The trouble with being overweight is not the strength issue as much as its the stamina issue.
Potential employers, aside from issues like 'public image', see obesity as a money losing item under insurance for reasons of diabetes, hypertension and heart problems.
Then there is this stuff:
June 29, 2010 -- Adult obesity rates increased in 28 states in the past year, with the No. 1 ranking going to Mississippi, where 33.8% of adults are obese, according to a new report, "F as in Fat: How Obesity Threatens America's Future 2010."
Other major findings in the report:
38 states have adult obesity rates above 25%. (No state had an obesity rate above 20% in 1991.)
10 of the 11 states with the highest rates of obesity are in the South.
The number of states where obesity rates exceed 30% has doubled in the past year, from four to eight -- Alabama, Arkansas, Kentucky, Louisiana, Mississippi, Oklahoma, Tennessee, and West Virginia.
19.1% of people in Colorado are obese, the lowest rate of any state.
The number of adults who report they do not engage in any physical activity rose in 12 states in the past year.
Adult obesity rates for African-Americans and Latinos are higher than obesity rates for whites in at least 40 states and the District of Columbia.

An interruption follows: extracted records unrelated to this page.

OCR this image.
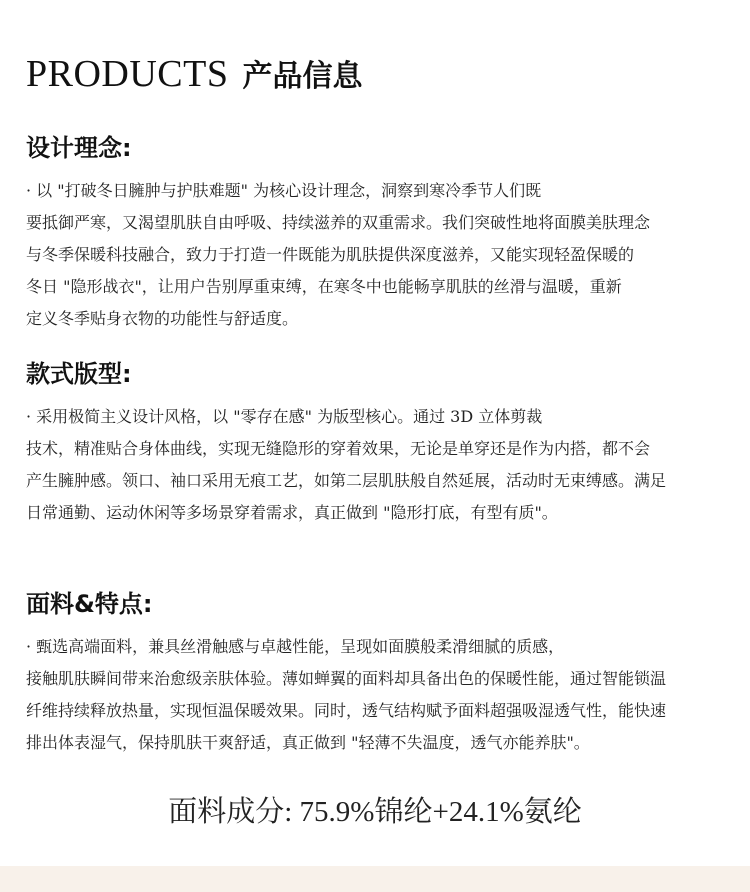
PRODUCTS 产品信息
设计理念:
· 以 "打破冬日臃肿与护肤难题" 为核心设计理念，洞察到寒冷季节人们既
要抵御严寒，又渴望肌肤自由呼吸、持续滋养的双重需求。我们突破性地将面膜美肤理念
与冬季保暖科技融合，致力于打造一件既能为肌肤提供深度滋养，又能实现轻盈保暖的
冬日 "隐形战衣"，让用户告别厚重束缚，在寒冬中也能畅享肌肤的丝滑与温暖，重新
定义冬季贴身衣物的功能性与舒适度。
款式版型:
· 采用极简主义设计风格，以 "零存在感" 为版型核心。通过 3D 立体剪裁
技术，精准贴合身体曲线，实现无缝隐形的穿着效果，无论是单穿还是作为内搭，都不会
产生臃肿感。领口、袖口采用无痕工艺，如第二层肌肤般自然延展，活动时无束缚感。满足
日常通勤、运动休闲等多场景穿着需求，真正做到 "隐形打底，有型有质"。
面料&特点:
· 甄选高端面料，兼具丝滑触感与卓越性能，呈现如面膜般柔滑细腻的质感，
接触肌肤瞬间带来治愈级亲肤体验。薄如蝉翼的面料却具备出色的保暖性能，通过智能锁温
纤维持续释放热量，实现恒温保暖效果。同时，透气结构赋予面料超强吸湿透气性，能快速
排出体表湿气，保持肌肤干爽舒适，真正做到 "轻薄不失温度，透气亦能养肤"。
面料成分: 75.9%锦纶+24.1%氨纶
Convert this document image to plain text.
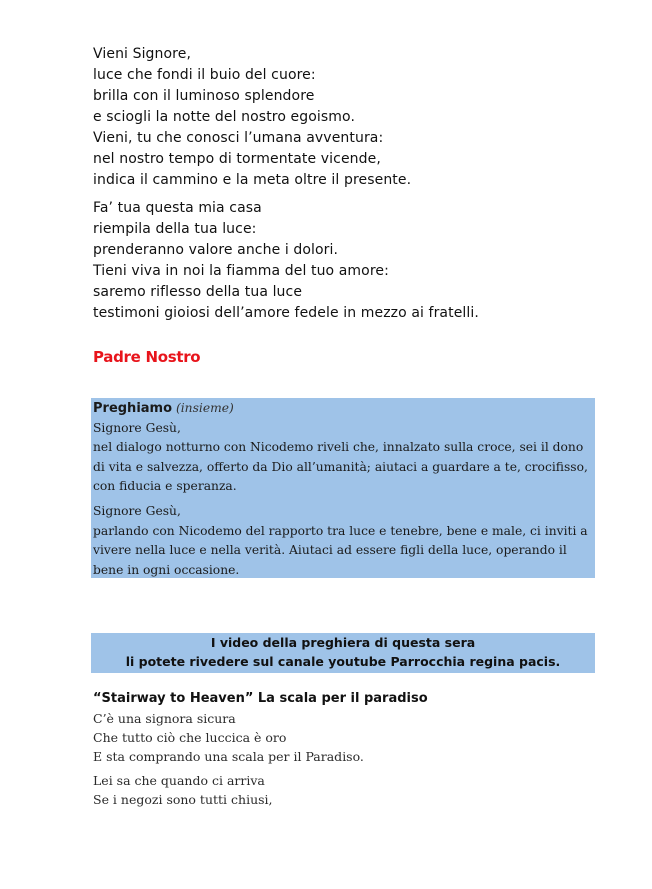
Vieni Signore,

luce che fondi il buio del cuore:

brilla con il luminoso splendore

e sciogli la notte del nostro egoismo.

Vieni, tu che conosci l’umana avventura:

nel nostro tempo di tormentate vicende,

indica il cammino e la meta oltre il presente.

Fa’ tua questa mia casa

riempila della tua luce:

prenderanno valore anche i dolori.

Tieni viva in noi la fiamma del tuo amore:

saremo riflesso della tua luce

testimoni gioiosi dell’amore fedele in mezzo ai fratelli.

Padre Nostro

Preghiamo (insieme)

Signore Gesù,

nel dialogo notturno con Nicodemo riveli che, innalzato sulla croce, sei il dono di vita e salvezza, offerto da Dio all’umanità; aiutaci a guardare a te, crocifisso, con fiducia e speranza.

Signore Gesù,

parlando con Nicodemo del rapporto tra luce e tenebre, bene e male, ci inviti a vivere nella luce e nella verità. Aiutaci ad essere figli della luce, operando il bene in ogni occasione.

I video della preghiera di questa sera

li potete rivedere sul canale youtube Parrocchia regina pacis.

“Stairway to Heaven” La scala per il paradiso

C’è una signora sicura

Che tutto ciò che luccica è oro

E sta comprando una scala per il Paradiso.

Lei sa che quando ci arriva

Se i negozi sono tutti chiusi,
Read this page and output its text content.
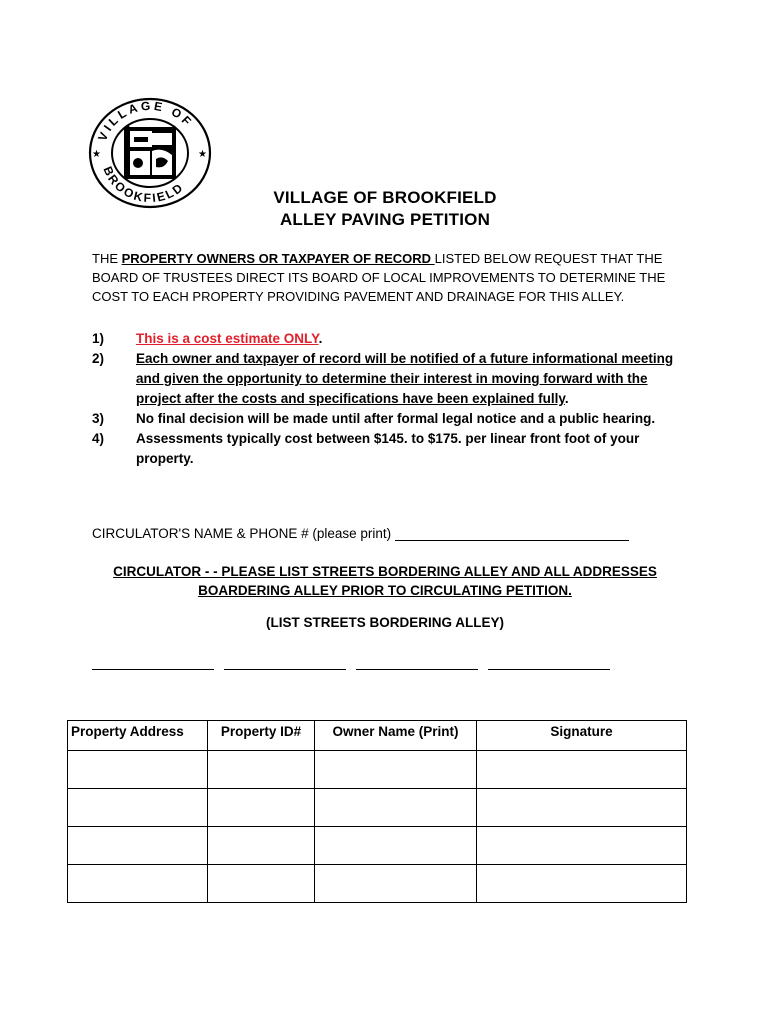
VILLAGE OF
BROOKFIELD
★	★
VILLAGE OF BROOKFIELD
ALLEY PAVING PETITION
THE PROPERTY OWNERS OR TAXPAYER OF RECORD LISTED BELOW REQUEST THAT THE BOARD OF TRUSTEES DIRECT ITS BOARD OF LOCAL IMPROVEMENTS TO DETERMINE THE COST TO EACH PROPERTY PROVIDING PAVEMENT AND DRAINAGE FOR THIS ALLEY.
1)	This is a cost estimate ONLY.
2)	Each owner and taxpayer of record will be notified of a future informational meeting and given the opportunity to determine their interest in moving forward with the project after the costs and specifications have been explained fully.
3)	No final decision will be made until after formal legal notice and a public hearing.
4)	Assessments typically cost between $145. to $175. per linear front foot of your property.
CIRCULATOR'S NAME & PHONE # (please print)
CIRCULATOR - - PLEASE LIST STREETS BORDERING ALLEY AND ALL ADDRESSES
BOARDERING ALLEY PRIOR TO CIRCULATING PETITION.
(LIST STREETS BORDERING ALLEY)
Property Address	Property ID#	Owner Name (Print)	Signature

Among adults who did not graduate from high school, 33.6% were obese, compared to 22% with college degrees.
12% of high school students are obese and 15.8% are overweight.
10 of the 11 states with the highest rates of diabetes are in the South, as are the 10 states with the highest rates of hypertension.
High rates of obesity are associated with lower incomes, race, ethnicity, and less education, according to the report from the Trust for America's Health (TFAH) and the Robert Wood Johnson Foundation.
So you are seen as less educated, and far less healthy.